When purchasing a new car, buyers often enter into a finance agreement with the car dealership - some 81% of new car purchases were purchased using car finance in the 12 months up to August 2024[1]. The motor finance industry is no doubt waiting with bated breath for the outcome of the lenders’ appeal to the Supreme Court in the litigation brought against certain financial institutions in respect of commission payments. If the Supreme Court upholds the Court of Appeal’s decision, could this be the new Payment Protection Insurance (PPI) scandal?
As we know, the Court of Appeal ruled that with respect to disclosing commission to customers purchasing their car via car finance, the brokers “owed the claimants the disinterested duty, or alternatively, if that does not suffice for these purposes, an ad hoc fiduciary duty, and the lenders, in making payment of the commission knowing of the "agency" relationship, are liable as accessories to the brokers' breach of that duty[2].” For those individuals who pursued litigation against their lenders, this meant those brokers would have to pay back the commission plus the interest paid on the original loan. The Supreme Court will hear the appeal of the Court of Appeal’s judgment on 1-3 April 2025.
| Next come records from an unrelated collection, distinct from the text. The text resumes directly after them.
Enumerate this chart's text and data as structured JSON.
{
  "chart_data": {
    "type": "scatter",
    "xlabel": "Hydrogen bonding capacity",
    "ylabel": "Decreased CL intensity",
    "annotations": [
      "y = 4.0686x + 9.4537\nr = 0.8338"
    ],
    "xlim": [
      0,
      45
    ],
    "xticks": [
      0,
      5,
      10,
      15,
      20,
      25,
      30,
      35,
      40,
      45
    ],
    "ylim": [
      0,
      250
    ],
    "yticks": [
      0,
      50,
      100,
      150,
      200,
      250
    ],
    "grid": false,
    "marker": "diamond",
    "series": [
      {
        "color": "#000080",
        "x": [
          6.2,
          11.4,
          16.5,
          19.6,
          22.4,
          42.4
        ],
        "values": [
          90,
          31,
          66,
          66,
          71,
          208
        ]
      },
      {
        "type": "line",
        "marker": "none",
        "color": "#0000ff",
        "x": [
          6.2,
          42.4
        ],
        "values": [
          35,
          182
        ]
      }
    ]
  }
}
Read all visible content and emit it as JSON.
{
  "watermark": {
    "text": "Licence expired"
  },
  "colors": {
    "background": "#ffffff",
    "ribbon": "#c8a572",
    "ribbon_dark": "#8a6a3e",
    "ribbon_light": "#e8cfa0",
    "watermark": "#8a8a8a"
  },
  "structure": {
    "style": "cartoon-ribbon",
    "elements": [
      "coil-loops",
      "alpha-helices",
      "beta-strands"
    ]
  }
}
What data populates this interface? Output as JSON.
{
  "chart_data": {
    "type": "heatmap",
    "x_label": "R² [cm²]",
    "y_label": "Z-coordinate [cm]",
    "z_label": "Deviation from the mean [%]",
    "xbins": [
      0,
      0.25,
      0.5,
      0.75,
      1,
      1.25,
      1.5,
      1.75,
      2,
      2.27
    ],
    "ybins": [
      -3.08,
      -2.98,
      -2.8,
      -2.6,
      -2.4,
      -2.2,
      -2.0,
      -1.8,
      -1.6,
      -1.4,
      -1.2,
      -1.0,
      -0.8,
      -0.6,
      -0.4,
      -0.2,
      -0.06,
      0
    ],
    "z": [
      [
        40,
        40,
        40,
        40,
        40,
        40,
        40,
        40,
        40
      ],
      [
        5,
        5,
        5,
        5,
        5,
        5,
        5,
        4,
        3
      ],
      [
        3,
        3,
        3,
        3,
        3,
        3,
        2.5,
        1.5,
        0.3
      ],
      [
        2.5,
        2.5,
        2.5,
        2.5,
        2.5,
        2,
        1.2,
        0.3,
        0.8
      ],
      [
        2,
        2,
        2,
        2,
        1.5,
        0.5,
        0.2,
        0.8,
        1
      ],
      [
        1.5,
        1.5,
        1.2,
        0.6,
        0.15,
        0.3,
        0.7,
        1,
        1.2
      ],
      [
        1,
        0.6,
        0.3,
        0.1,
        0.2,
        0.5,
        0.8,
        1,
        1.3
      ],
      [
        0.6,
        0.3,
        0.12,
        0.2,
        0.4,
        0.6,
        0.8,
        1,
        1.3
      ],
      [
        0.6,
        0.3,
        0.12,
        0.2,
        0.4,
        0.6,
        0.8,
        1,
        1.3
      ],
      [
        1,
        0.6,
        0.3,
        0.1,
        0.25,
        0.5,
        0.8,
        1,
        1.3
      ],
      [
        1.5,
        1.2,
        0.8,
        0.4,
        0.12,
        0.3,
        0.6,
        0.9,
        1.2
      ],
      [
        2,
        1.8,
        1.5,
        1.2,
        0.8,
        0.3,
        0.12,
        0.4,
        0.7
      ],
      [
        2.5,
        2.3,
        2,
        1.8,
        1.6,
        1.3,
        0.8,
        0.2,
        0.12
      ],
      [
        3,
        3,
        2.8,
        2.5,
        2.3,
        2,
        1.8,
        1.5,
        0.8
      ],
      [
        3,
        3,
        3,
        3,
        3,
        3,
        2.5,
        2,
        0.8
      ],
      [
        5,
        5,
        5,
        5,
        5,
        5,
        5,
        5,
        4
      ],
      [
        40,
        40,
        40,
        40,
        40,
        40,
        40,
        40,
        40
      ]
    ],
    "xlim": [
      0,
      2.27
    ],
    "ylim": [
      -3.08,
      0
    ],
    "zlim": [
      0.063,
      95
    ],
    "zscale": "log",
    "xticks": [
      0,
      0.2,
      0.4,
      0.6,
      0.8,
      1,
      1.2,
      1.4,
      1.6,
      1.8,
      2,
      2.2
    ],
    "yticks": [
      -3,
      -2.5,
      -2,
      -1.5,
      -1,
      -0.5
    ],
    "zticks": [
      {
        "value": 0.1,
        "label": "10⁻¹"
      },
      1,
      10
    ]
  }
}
So, subject to the Supreme Court’s judgment, what does this mean for those lenders whom this may potentially impact? It is worth noting that complaints to the Financial Ombudsmen Scheme (FOS) in this regard rose in 2024 significantly. Over 42,000 complaints were regarding car loans during the year to September 2024 – this was 3 times higher than 2023.
Of course, this will likely also shine a light on commission disclosures in other sectors where finance is offered, such as the selling of large home appliances for example. It is understandable that lenders are already setting aside funds for when the potential floodgates open. Additionally, they are having to rewrite their documentation that is provided to customers when they purchase car finance, so much so to avoid what is likely the inevitable, having switched to a zero-commission format.
42K complaints regarding car loans during the year to September 2024
Those lenders that don’t have the big parent company to fall back on, may face insolvency if the Supreme Court upholds the Court of Appeal’s ruling. We note that the FCA released a statement on 11th March 2025 updating the public on the next steps in their investigation. No doubt lenders will appreciate the now revised deadline of 6 weeks post-Supreme Court ruling to announce whether there is to be a redress scheme. This may bring about a further rule change with consumer protection being very much at the forefront of the FCA’s strategy.
The impact of the decision could mean that lenders will look to their insurance programmes for a way to transfer the risk. As with the PPI scandal, this often triggered the ‘fees exclusion’ under Professional Indemnity (PI) policies, whereby any fees or commissions earned were not recoverable under the policy. It is likely that this will follow suit. However, where there is a redress to be made by way of compensation, lenders will want to know if their PI policy will provide the comfort it needs. This will very much depend on the breadth of the coverage, and indeed applicable Retentions and Limits of Liability. For the larger lenders who are publicly listed, this may cause share prices to drop and therefore bring about investor concerns and lawsuits to likely follow. Directors & Officers’ (D&O) insurance is likely to come into play in this regard, particularly if there are allegations against directors.
As always, do discuss any questions around notification with your insurance broker. Both PI and D&O policies are “claims made” policies, which means it is the policy in place at the time a Claim is received which is engaged, rather than the policy in place when the wrongful act is alleged to have occurred. Also beware that in most policies the definition of claim, which is usually the trigger for making a notification, is often broader than the receipt of legal proceedings. So it is really important to ensure you notify the appropriate policy in a timely manner (and certainly before the policy expires) to avoid any issues around late notification.